Autrement dit, l’imprécision rédactionnelle d’une clause ne suffit pas, en elle-même, à la rendre inopposable. Toutefois, une rédaction ambiguë peut faciliter la contestation des honoraires et fragiliser la position de l’avocat en cas de litige.


3. Comment définir juridiquement l’« économie réalisée » dans une convention d’honoraires ?


La notion d’économie réalisée doit être définie avec précision dans la convention. Dans la pratique, plusieurs méthodes de calcul peuvent être retenues.


La plus fréquente consiste à comparer le montant des prétentions adverses initiales avec le montant de la condamnation effectivement prononcée par la juridiction. L’économie correspond alors à la différence entre ces deux montants.


D’autres méthodes peuvent être envisagées, par exemple lorsque la décision judiciaire opère une compensation entre créances réciproques ou lorsque le litige se termine par une transaction. Dans ces hypothèses, il est recommandé de préciser contractuellement la base de calcul retenue afin d’éviter toute contestation.


4. Faut-il prévoir des exemples chiffrés dans la convention d’honoraires ?


Aucun texte n’impose formellement l’insertion d’exemples chiffrés. Toutefois, la pratique récente montre que les juridictions sont de plus en plus attentives à la pédagogie contractuelle lorsque le client est un non-professionnel.


L’ajout d’un ou deux exemples de calcul permet d’illustrer concrètement le mécanisme de l’honoraire de résultat.
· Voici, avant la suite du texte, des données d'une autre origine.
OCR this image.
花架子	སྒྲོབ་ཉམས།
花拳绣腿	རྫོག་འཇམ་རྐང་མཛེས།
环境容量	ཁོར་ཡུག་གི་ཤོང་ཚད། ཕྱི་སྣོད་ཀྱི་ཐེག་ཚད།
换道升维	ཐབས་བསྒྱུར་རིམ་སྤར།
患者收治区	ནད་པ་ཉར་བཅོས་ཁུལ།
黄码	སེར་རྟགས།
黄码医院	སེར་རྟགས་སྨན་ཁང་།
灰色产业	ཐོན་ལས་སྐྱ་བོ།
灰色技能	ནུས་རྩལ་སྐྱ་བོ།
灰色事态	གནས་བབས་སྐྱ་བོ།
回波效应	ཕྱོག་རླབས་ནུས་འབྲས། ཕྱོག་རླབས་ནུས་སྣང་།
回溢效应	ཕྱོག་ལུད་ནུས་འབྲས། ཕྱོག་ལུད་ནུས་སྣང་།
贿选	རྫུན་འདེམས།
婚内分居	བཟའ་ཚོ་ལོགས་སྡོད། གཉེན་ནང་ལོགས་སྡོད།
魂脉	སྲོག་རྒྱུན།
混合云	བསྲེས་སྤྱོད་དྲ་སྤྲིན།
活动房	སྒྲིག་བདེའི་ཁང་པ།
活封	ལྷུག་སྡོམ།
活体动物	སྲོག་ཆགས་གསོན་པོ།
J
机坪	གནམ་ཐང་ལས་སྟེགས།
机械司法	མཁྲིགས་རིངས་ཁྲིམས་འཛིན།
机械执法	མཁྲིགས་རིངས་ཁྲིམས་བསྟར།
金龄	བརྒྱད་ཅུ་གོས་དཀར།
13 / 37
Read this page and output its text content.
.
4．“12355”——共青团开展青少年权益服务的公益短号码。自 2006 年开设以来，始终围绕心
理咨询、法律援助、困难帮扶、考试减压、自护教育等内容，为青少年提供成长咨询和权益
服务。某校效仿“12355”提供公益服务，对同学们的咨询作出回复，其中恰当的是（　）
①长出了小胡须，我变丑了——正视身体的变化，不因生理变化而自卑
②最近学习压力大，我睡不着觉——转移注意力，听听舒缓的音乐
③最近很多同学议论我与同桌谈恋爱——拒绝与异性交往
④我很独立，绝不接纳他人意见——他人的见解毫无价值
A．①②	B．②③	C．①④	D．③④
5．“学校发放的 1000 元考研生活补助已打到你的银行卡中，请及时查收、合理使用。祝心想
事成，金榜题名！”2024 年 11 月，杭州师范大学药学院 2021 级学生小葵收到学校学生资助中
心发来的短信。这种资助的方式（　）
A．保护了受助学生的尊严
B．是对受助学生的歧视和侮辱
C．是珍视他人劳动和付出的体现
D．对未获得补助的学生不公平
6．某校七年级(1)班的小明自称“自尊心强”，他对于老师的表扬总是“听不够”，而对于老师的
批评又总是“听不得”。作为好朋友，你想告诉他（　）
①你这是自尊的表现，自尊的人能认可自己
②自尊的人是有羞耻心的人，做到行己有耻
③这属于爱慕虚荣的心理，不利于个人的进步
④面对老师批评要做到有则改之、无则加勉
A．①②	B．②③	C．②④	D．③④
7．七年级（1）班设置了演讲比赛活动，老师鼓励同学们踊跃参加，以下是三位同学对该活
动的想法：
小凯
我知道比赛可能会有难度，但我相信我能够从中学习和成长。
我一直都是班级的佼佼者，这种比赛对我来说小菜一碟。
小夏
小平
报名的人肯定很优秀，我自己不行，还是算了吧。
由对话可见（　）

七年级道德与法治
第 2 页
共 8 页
Cette démarche renforce la transparence de la convention et limite le risque que le client puisse soutenir qu’il n’avait pas compris les conséquences économiques de la clause.


5. Comment éviter qu’une clause d’honoraire de résultat soit contestée par le client ?


La meilleure protection reste une rédaction particulièrement précise de la convention d’honoraires.


Il est conseillé de définir clairement la base de calcul de l’honoraire de résultat, d’indiquer la méthode retenue pour déterminer l’économie réalisée et de préciser les situations ouvrant droit à rémunération. La convention peut également prévoir les modalités applicables en cas de transaction, de désistement ou d’appel.


Au-delà de la rédaction contractuelle, la transparence dans la relation avec le client demeure essentielle. Expliquer clairement le fonctionnement de la clause au moment de la signature permet souvent d’éviter les contestations ultérieures.


6. L’honoraire de résultat est-il exigible même si le client reste condamné à payer une somme ?


Oui, dans certains cas. Le résultat ne se limite pas nécessairement à une victoire totale du client. Dans les dossiers de défense, le succès peut résider dans la réduction significative d’une condamnation potentielle.


Ainsi, un client qui devait initialement faire face à une demande très élevée peut être considéré comme ayant obtenu un résultat favorable si la décision judiciaire limite fortement sa condamnation. Dans ce cas, la convention d’honoraires peut prévoir que l’avocat bénéficie d’un honoraire calculé sur l’économie réalisée.


Toutefois, la convention doit définir clairement cette hypothèse afin d’éviter toute ambiguïté sur la notion de résultat.